A small oriole's nest with Christmas tree icicles woven between the twigs hangs in the back of her classroom. In front, by her desk, is a wasps nest and a magpies nest, which is sitting between the branches of a short tree.
First-grade teacher Susan Frederickson climbed a tree to collect the "wasps house" - all in the name of science and education. She wanted to show her students different types of animal homes.Frederickson, who teaches at Wellsville Elementary School south of Logan, loves to see children think and learn. She was recently named the winner of the Presidential Award for Excellence in Science and Mathematics. The award is given to one elementary teacher in each state by the National Science Foundation.
"I feel like every day in school I'm seeing a miracle," she said. "It's almost like you can see the gears going."
As students in her class discuss the differences between apples and pumpkins as part of a science unit on plants, they figure out dirt on the pumpkins' underside shows it grows on the ground.
"Do you know that means you're being investigators?" Fred-erickson asks excitedly. "When we're doing science we're always investigating." And that means thinking, guessing and discovering," she said.
"What happens if you guess wrong?" she asks her class.
"It doesn't matter," they respond in unison.

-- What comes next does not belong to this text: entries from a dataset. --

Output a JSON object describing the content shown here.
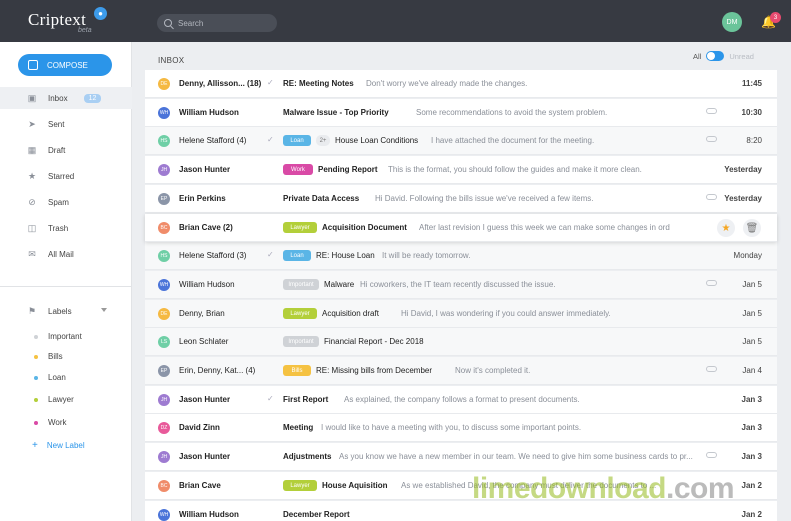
{
  "app": {
    "logo_text": "Criptext",
    "logo_sub": "beta",
    "logo_badge_icon": "lock-icon"
  },
  "topbar": {
    "search_placeholder": "Search",
    "avatar_initials": "DM",
    "notification_count": "3"
  },
  "sidebar": {
    "compose_label": "COMPOSE",
    "items": [
      {
        "label": "Inbox",
        "icon": "inbox-icon",
        "badge": "12",
        "active": true
      },
      {
        "label": "Sent",
        "icon": "send-icon"
      },
      {
        "label": "Draft",
        "icon": "draft-icon"
      },
      {
        "label": "Starred",
        "icon": "star-icon"
      },
      {
        "label": "Spam",
        "icon": "spam-icon"
      },
      {
        "label": "Trash",
        "icon": "trash-icon"
      },
      {
        "label": "All Mail",
        "icon": "all-mail-icon"
      }
    ],
    "labels_title": "Labels",
    "labels": [
      {
        "label": "Important",
        "color": "#cfd2d6"
      },
      {
        "label": "Bills",
        "color": "#f5c242"
      },
      {
        "label": "Loan",
        "color": "#5ab5e6"
      },
      {
        "label": "Lawyer",
        "color": "#b3cf3a"
      },
      {
        "label": "Work",
        "color": "#d94aa6"
      }
    ],
    "new_label": "New Label"
  },
  "main": {
    "title": "INBOX",
    "filter_all": "All",
    "filter_unread": "Unread"
  },
  "tag_colors": {
    "Loan": "#5ab5e6",
    "Work": "#d94aa6",
    "Lawyer": "#b3cf3a",
    "Important": "#cfd2d6",
    "Bills": "#f5c242"
  },
  "emails": [
    {
      "initials": "DE",
      "avatar_color": "#f5b942",
      "from": "Denny, Allisson... (18)",
      "replied": true,
      "tag": "",
      "extra": "",
      "subject": "RE: Meeting Notes",
      "preview": "Don't worry we've already made the changes.",
      "attachment": false,
      "date": "11:45",
      "unread": true
    },
    {
      "initials": "WH",
      "avatar_color": "#4b74d9",
      "from": "William Hudson",
      "replied": false,
      "tag": "",
      "extra": "",
      "subject": "Malware Issue - Top Priority",
      "preview": "Some recommendations to avoid the system problem.",
      "attachment": true,
      "date": "10:30",
      "unread": true
    },
    {
      "initials": "HS",
      "avatar_color": "#6fcfa6",
      "from": "Helene Stafford (4)",
      "replied": true,
      "tag": "Loan",
      "extra": "2+",
      "subject": "House Loan Conditions",
      "preview": "I have attached the document for the meeting.",
      "attachment": true,
      "date": "8:20",
      "unread": false
    },
    {
      "initials": "JH",
      "avatar_color": "#9e7bd1",
      "from": "Jason Hunter",
      "replied": false,
      "tag": "Work",
      "extra": "",
      "subject": "Pending Report",
      "preview": "This is the format, you should follow the guides and make it more clean.",
      "attachment": false,
      "date": "Yesterday",
      "unread": true
    },
    {
      "initials": "EP",
      "avatar_color": "#8b95a8",
      "from": "Erin Perkins",
      "replied": false,
      "tag": "",
      "extra": "",
      "subject": "Private Data Access",
      "preview": "Hi David. Following the bills issue we've received a few items.",
      "attachment": true,
      "date": "Yesterday",
      "unread": true
    },
    {
      "initials": "BC",
      "avatar_color": "#f08c6a",
      "from": "Brian Cave (2)",
      "replied": false,
      "tag": "Lawyer",
      "extra": "",
      "subject": "Acquisition Document",
      "preview": "After last revision I guess this week we can make some changes in order to ...",
      "attachment": false,
      "date": "",
      "unread": true,
      "hover": true
    },
    {
      "initials": "HS",
      "avatar_color": "#6fcfa6",
      "from": "Helene Stafford (3)",
      "replied": true,
      "tag": "Loan",
      "extra": "",
      "subject": "RE: House Loan",
      "preview": "It will be ready tomorrow.",
      "attachment": false,
      "date": "Monday",
      "unread": false
    },
    {
      "initials": "WH",
      "avatar_color": "#4b74d9",
      "from": "William Hudson",
      "replied": false,
      "tag": "Important",
      "extra": "",
      "subject": "Malware",
      "preview": "Hi coworkers, the IT team recently discussed the issue.",
      "attachment": true,
      "date": "Jan 5",
      "unread": false
    },
    {
      "initials": "DE",
      "avatar_color": "#f5b942",
      "from": "Denny, Brian",
      "replied": false,
      "tag": "Lawyer",
      "extra": "",
      "subject": "Acquisition draft",
      "preview": "Hi David, I was wondering if you could answer immediately.",
      "attachment": false,
      "date": "Jan 5",
      "unread": false
    },
    {
      "initials": "LS",
      "avatar_color": "#6fcfa6",
      "from": "Leon Schlater",
      "replied": false,
      "tag": "Important",
      "extra": "",
      "subject": "Financial Report - Dec 2018",
      "preview": "",
      "attachment": false,
      "date": "Jan 5",
      "unread": false
    },
    {
      "initials": "EP",
      "avatar_color": "#8b95a8",
      "from": "Erin, Denny, Kat... (4)",
      "replied": false,
      "tag": "Bills",
      "extra": "",
      "subject": "RE: Missing bills from December",
      "preview": "Now it's completed it.",
      "attachment": true,
      "date": "Jan 4",
      "unread": false
    },
    {
      "initials": "JH",
      "avatar_color": "#9e7bd1",
      "from": "Jason Hunter",
      "replied": true,
      "tag": "",
      "extra": "",
      "subject": "First Report",
      "preview": "As explained, the company follows a format to present documents.",
      "attachment": false,
      "date": "Jan 3",
      "unread": true
    },
    {
      "initials": "DZ",
      "avatar_color": "#e85a9a",
      "from": "David Zinn",
      "replied": false,
      "tag": "",
      "extra": "",
      "subject": "Meeting",
      "preview": "I would like to have a meeting with you, to discuss some important points.",
      "attachment": false,
      "date": "Jan 3",
      "unread": true
    },
    {
      "initials": "JH",
      "avatar_color": "#9e7bd1",
      "from": "Jason Hunter",
      "replied": false,
      "tag": "",
      "extra": "",
      "subject": "Adjustments",
      "preview": "As you know we have a new member in our team. We need to give him some business cards to pr...",
      "attachment": true,
      "date": "Jan 3",
      "unread": true
    },
    {
      "initials": "BC",
      "avatar_color": "#f08c6a",
      "from": "Brian Cave",
      "replied": false,
      "tag": "Lawyer",
      "extra": "",
      "subject": "House Aquisition",
      "preview": "As we established David, the company must deliver the documents to ...",
      "attachment": false,
      "date": "Jan 2",
      "unread": true
    },
    {
      "initials": "WH",
      "avatar_color": "#4b74d9",
      "from": "William Hudson",
      "replied": false,
      "tag": "",
      "extra": "",
      "subject": "December Report",
      "preview": "",
      "attachment": false,
      "date": "Jan 2",
      "unread": true
    }
  ],
  "watermark": {
    "part1": "lime",
    "part2": "download",
    "part3": ".com"
  }
}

Children need to be exposed to the whole spectrum of science skills in order to get excited about it, Frederickson said, adding that these "science inquiry skills' are vital.
"I think we're going to find in the long run that thinking skills are more important than memorizing," she said. Frederickson believes so much information will be available in the future it will be necessary to really know how to think in order to sort through all of it. "If they miss those (skills) in first grade, they're going to have a hard time catching up."
Frederickson has been teaching at Wellsville Elementary 11 years and just "fell into" teaching science 10 years ago when each first-grade teacher took on a different subject that needed to be taught. She decided on science. "It just sort of evolved," she explained.
Her lessons include activities like making a cross-stitch for Mother's Day - a five-week project which teaches students plants can be used for art and gifts, (thread and cross-stitch material originally come from plants). In one of her experiments, the first-graders get to "pour air" to learn that it has mass.
Wellsville principal Clair Larkin said he nominated Frederickson for the national award and also for Utah Science Educator of Year in 1991 (which she also won) because "she's a very innovative, creative teacher. She has been one that hasn't been afraid to try something new."
Larkin was impressed by Frederickson's use of technology in the classroom - like using laser techniques in water - and her ability to use all kinds of resources to teach students. "She's just an extra-mile teacher," Larkin said. "It's really an honor for the school (to have Frederickson receive the award)."
As part of the award, the elementary school gets a $7,500 grant. The money will be used school-wide for something related to math and science, although exactly what that will be hasn't been decided yet, Larkin said.
"I appreciate the recognition," Frederickson said, "but I'm not the exception to the rule. Everyone does as much." Wellsville Elementary is a great place to teach, Frederickson said, and she enjoys working with the other teachers. She also said she wouldn't have tried for the award if it hadn't been for the $7,500 the school could receive if she won. Although her students are only 6 years old and learn science on a simple level, Frederickson said she's learning, too.
"Did you know when aphids are born they are all females?" she asks. Those females then have more females, she explained, which become full grown and have more females, and after nine generations or 45 days, there's something like a million aphids. It isn't until the last batch at the end of the fall that the males are born, she said. And those eggs stay dormant until the spring.
"I just learned that this year," she said. "There's nothing in the world like teaching first grade."